Thursday, May 31, 2012

A beautiful catch from western NC stream

     The first Saturday in June is like Christmas Day for fly fishermen.  That's when our friends Sally and Joe are awakened in the middle of the night, not by someone coming down the chimney, but by the headlights of pickups and SUVs, angling for a parking space along the dirt road that follows Helton Creek in Ashe County.  They're all trying to lay claim to the beautiful, deep pool by the rock, or under the hemlock where so many snagged flies hang like Christmas ornaments.

 "Just one more cast. . . ."

     So what's the excitement?  Aren't the rainbows, brookies or specks, and brownies - NC's beautiful mountain trout - there swimming and eluding fishermen all the time?  Yep.  But beginning Saturday, until October, fishermen can KEEP their catch, rather than having to catch and release.
     Do you know how sobering, how tempting it is to reel in a big one, and then have to let it go?  Knowing that it would fill up your frying pan but good?  It's enough to make a grown man cry, just like the younger boy did when he didn't get a racing bike or car keys one holiday.   I know the hubby has a tender heart, and he always says that he let the fish go to get bigger.  But I also know he's just made a promise to catch it again, when the controlled harvest regulations are lifted.

     The little brookies and brown trout that Steve has caught are throw-backs.  They are tiny, but fun to catch since they are so very elusive and wary.
Let's see, can I focus?
     But those rainbows, they can have some size to them.  That's a fulfilling day, to spend wading in a stream, have the thrill of reeling one of those big boys all the way in, and then having it grace your dinner plate.
     Trout can be lightly floured, then fried in a little butter and oil.  Throw in some subtle chopped herbs, salt and pepper to taste, and that's just mighty fine.
     Or, try the recipe that follows, shared with me by John and Julie Stehling, the lovely owners of one of my favorites, Early Girl Eatery in Asheville, for THE NEW BLUE RIDGE COOKBOOK.   I love to do trout this way, because you simply bake the trout, then top the fillets with a fresh blackberry and green tomato sauce.
At the farmers markets, no chiggers, no thorns.
     Some folks call the native wild blackberries "dewberries" and they're worth the chiggers.  Just wear long sleeves and pants, secured to your wrists and ankles!  And choose thickets, esp. those on the roadside, that have not possibly been sprayed.
     You'll find baskets upon baskets of fresh blackberries at area farmers markets soon.Many of the new varieties are named for Native Americans, like Arapaho, Kiowa, Navaho, and in keeping suit,  NCSU, named one of their research varieties  "Nantahala", like the river and area in western North Carolina.
      And if you can't catch your own, try for some fresh trout fillets at area markets, esp. those from Sunburst Trout in Canton, NC.

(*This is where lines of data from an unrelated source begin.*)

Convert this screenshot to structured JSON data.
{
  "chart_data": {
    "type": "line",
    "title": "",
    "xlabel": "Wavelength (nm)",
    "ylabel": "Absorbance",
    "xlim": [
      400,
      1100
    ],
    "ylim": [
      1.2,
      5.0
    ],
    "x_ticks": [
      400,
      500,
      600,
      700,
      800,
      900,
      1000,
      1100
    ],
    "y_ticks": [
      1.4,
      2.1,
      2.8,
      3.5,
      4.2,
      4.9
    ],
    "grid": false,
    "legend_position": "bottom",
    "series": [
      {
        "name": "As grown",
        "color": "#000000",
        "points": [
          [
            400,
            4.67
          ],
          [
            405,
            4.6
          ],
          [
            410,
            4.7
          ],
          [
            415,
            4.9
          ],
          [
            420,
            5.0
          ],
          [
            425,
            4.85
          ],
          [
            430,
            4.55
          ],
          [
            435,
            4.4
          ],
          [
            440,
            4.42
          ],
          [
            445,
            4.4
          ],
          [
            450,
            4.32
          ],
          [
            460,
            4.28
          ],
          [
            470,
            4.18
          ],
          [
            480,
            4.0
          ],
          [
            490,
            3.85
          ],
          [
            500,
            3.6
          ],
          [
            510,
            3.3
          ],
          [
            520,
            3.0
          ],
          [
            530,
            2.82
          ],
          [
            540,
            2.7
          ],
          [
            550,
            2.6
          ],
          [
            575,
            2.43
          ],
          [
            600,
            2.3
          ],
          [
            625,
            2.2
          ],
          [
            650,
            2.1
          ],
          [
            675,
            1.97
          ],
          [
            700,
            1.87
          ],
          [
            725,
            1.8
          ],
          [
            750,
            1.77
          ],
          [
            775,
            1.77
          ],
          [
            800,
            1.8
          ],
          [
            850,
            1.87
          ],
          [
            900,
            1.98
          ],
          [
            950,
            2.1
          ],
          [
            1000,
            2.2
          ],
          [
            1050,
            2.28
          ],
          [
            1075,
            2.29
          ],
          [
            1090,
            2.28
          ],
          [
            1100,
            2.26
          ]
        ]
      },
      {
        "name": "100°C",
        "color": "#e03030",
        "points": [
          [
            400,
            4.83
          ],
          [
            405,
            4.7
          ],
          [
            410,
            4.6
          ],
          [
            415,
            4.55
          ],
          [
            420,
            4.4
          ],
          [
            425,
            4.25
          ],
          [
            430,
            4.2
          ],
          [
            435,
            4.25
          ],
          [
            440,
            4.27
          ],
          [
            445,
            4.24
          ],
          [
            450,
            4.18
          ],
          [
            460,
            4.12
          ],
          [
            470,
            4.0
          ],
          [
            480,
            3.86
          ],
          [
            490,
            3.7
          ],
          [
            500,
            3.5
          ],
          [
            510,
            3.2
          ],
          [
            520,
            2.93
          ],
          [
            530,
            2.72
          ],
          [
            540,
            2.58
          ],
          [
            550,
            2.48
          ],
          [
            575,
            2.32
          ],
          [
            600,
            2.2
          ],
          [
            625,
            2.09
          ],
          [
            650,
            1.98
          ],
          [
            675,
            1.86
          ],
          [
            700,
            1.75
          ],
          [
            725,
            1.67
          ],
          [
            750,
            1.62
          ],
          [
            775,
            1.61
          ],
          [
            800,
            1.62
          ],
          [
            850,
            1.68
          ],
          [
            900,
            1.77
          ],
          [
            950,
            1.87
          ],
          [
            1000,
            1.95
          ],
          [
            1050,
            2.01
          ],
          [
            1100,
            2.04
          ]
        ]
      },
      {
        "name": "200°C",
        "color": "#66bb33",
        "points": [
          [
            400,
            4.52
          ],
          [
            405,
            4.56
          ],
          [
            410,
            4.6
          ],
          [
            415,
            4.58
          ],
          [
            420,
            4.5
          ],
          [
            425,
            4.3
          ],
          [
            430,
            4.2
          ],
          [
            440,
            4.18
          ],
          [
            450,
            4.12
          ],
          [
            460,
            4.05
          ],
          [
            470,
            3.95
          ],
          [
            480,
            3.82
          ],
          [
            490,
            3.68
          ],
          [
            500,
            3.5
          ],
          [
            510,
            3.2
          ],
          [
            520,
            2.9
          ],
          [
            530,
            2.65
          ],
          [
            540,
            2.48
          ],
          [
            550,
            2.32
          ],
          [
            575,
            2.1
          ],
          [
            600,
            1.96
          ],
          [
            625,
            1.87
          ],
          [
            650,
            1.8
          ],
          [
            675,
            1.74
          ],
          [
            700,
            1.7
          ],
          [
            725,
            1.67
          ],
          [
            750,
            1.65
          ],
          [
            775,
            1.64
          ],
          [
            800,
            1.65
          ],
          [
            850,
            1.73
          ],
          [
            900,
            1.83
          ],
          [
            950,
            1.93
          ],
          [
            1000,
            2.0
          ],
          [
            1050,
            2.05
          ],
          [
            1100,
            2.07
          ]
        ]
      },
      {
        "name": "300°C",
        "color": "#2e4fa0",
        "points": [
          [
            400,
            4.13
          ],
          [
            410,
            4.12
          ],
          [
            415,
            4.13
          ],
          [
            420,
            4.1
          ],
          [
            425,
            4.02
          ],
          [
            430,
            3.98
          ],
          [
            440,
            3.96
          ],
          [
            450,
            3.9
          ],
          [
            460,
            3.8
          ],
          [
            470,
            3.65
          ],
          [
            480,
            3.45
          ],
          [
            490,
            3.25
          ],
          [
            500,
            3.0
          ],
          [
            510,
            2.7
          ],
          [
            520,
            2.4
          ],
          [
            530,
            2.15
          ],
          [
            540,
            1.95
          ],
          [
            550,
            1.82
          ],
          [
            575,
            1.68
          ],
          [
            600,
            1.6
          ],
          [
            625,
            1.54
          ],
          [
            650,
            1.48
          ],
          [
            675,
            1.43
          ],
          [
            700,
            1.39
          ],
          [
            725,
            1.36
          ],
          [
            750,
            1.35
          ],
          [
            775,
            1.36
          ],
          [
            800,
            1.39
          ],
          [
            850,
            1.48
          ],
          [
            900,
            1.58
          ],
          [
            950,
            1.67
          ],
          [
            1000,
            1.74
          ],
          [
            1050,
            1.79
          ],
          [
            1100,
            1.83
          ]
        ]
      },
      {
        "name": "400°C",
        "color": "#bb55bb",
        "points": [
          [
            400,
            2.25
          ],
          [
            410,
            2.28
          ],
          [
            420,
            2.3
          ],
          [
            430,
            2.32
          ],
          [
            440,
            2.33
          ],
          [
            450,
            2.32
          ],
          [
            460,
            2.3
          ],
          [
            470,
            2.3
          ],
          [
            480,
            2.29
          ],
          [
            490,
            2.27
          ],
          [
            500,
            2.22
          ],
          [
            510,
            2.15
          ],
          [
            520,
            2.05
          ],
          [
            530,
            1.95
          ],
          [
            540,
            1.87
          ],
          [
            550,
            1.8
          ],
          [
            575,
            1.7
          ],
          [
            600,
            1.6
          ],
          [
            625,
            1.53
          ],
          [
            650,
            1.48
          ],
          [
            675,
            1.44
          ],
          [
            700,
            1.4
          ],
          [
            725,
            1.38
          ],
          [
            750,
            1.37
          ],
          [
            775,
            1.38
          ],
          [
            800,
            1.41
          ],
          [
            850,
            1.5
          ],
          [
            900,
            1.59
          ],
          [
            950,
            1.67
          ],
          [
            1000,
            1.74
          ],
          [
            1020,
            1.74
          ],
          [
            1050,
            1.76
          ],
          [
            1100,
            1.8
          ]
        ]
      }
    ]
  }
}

(C) From THE NEW BLUE RIDGE COOKBOOK:  Authentic Recipes from VA's Highlands to NC's Mountains, by Elizabeth Wiegand, Globe Pequot Press, 2010.  

Trout with Green Tomatoes & Blackberry Sauce, from Early Girl Eatery
            Blackberry thickets grow along roads and mountainsides in the Blue Ridge, although you may avoid scratches and chiggers by purchasing gorgeous berries at local farmers markets.  Those cultured varieties are generally seedless and more plump without sacrificing flavor. 
            John and Julie Stehling have been leaders in the farm-to-table movement in the Asheville area.  “That relationship has to work both ways, with accountability and responsibility on both parts,” says John.  Many of the young farmers that supply Early Girl Eatery have become friends, sharing potlucks suppers with young kids racing around.   
            John features two favorite Blue Ridge foods – mountain trout and fresh blackberries – with this recipe.  The green tomato prevents the sauce from being overly sweet. 
1 green tomato
1 tablespoon fresh lemon juice
1 teaspoon minced lemon zest
¾ cup sugar
pinch of ground cinnamon
pinch of ground nutmeg
¼ cup water
1 pint fresh blackberries
salt, to taste
4 trout filets, 5- ounces each
olive oil
1.     Core the green tomato and puree in blender or food processor.
2.     In non-stick saucepan, bring the puree to a low boil on medium heat.  Add lemon juice and zest, sugar, cinnamon, nutmeg and water.  Lower the heat and let simmer until the mixture is the thickness of a rich marinara.
3.     Remove from heat and gently stir in blackberries.  Add salt to taste.  Set aside while you prepare the trout.
4.     Preheat oven to 450°.  Lightly oil and salt both sides of the filets.
5.     Place trout on a rack over a baking pan and bake until fish is flaky, about 10 minutes per inch of thickness.
6.     Place baked trout filets on plate and top with sauce.